Several years ago there were predictions that as many as one in 20 of PNG's population of 7 million could become infected with HIV, amid signs that the disease was spreading unchecked across parts of the highlands region. Now the epidemic is being contained, most of those infected are receiving lifesaving treatment and health workers are optimistic that this can be reduced to another manageable public health challenge.
''It is good news. We now know that this is a concentrated epidemic, not a generalised epidemic. The disaster that was predicted hasn't happened,'' says Dr Geoff Clark, a former WHO official who is now the Australian Agency for International Development's program director for health and HIV in PNG. ''The surveillance data now is much better than we were working with a few years ago when there were fears this could spread to 5 per cent of the population or more.''
While the spread of the virus is being checked, its management still poses a formidable public health challenge. Almost 12,000 adults and children were undergoing treatment last year, compared with about 9500 in 2011. The national infection rate is estimated to have stabilised at about 0.83 per cent of the population, with higher rates in some highlands provinces and in Port Moresby's National Capital District. About 1.4 per cent of the ''sexually active'' population (aged 15-49) in the Western Highlands is HIV-positive. ''This is being driven by poverty and people engaging in transactional sex,'' Dr Clark says.
Among the highly vulnerable are growing numbers of people driven to sell sex casually to survive, particularly single women with no support, or abandoned married women.
Great success is being achieved in the management of HIV among mothers and children. With better treatment and better education programs, the incidence of mother-child transmission has been greatly reduced in PNG, with about 400 children receiving treatment for HIV.

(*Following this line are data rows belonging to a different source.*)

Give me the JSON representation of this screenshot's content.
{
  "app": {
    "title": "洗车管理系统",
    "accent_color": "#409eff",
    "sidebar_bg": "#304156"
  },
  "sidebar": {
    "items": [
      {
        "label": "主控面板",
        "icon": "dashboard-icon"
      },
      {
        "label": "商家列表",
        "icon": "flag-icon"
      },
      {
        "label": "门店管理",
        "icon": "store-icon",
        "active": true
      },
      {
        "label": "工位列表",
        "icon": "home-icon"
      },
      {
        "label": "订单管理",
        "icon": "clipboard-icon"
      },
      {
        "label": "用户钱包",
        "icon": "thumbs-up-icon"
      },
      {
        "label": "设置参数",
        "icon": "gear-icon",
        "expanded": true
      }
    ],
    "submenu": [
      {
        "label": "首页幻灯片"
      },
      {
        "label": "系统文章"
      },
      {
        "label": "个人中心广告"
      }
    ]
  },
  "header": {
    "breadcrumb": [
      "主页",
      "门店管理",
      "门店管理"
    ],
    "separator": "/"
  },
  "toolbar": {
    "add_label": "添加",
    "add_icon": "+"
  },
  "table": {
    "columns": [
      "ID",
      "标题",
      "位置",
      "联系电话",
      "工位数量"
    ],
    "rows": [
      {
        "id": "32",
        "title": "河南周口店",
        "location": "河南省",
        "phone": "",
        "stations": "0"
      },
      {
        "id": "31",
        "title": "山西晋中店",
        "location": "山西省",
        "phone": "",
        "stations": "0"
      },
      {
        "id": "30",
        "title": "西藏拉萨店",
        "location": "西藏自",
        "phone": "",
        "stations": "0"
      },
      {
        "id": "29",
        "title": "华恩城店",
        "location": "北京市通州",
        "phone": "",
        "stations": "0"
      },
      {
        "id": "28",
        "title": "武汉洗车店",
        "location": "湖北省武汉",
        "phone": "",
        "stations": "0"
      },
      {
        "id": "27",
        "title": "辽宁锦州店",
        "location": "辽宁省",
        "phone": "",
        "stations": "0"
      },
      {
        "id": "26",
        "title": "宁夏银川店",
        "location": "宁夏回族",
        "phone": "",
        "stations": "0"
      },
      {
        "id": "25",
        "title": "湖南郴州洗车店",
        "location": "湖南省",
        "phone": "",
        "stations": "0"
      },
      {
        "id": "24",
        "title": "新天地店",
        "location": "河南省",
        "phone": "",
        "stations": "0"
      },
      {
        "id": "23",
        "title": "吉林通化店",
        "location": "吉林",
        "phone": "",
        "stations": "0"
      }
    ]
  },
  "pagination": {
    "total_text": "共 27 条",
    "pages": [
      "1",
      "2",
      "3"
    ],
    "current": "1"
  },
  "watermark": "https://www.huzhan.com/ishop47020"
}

''It's working. People understand that HIV is here to stay but mothers are taking responsibility,'' says Lillian Bejigi, a nurse mentor with Susu Mamas, the national breastfeeding organisation that is taking a lead role in fighting AIDS.
Part of Australia's annual aid budget of $500 million to PNG is supporting local government efforts to provide antiretroviral treatment, with 80 per cent of eligible adults expected to be receiving the drugs by 2015.
Three Australian-funded non-government organisations are providing treatment directly or in tandem with government agencies to about half of those infected across the country. ''One of the reasons we are having success in reducing the spread of HIV-AIDS is because of the number of people who are now on treatment,'' says Dr Clark.
If the news on HIV/AIDS in PNG is good, then the sobering counterpoint is the rapid spread of tuberculosis. The official estimate is that the TB infection rate is 331 per 100,000 people, but Dr Clark believes it could be as high as 1000 per 100,000.
Mark Baker visited PNG as a guest of the Australian Department of Foreign Affairs and Trade.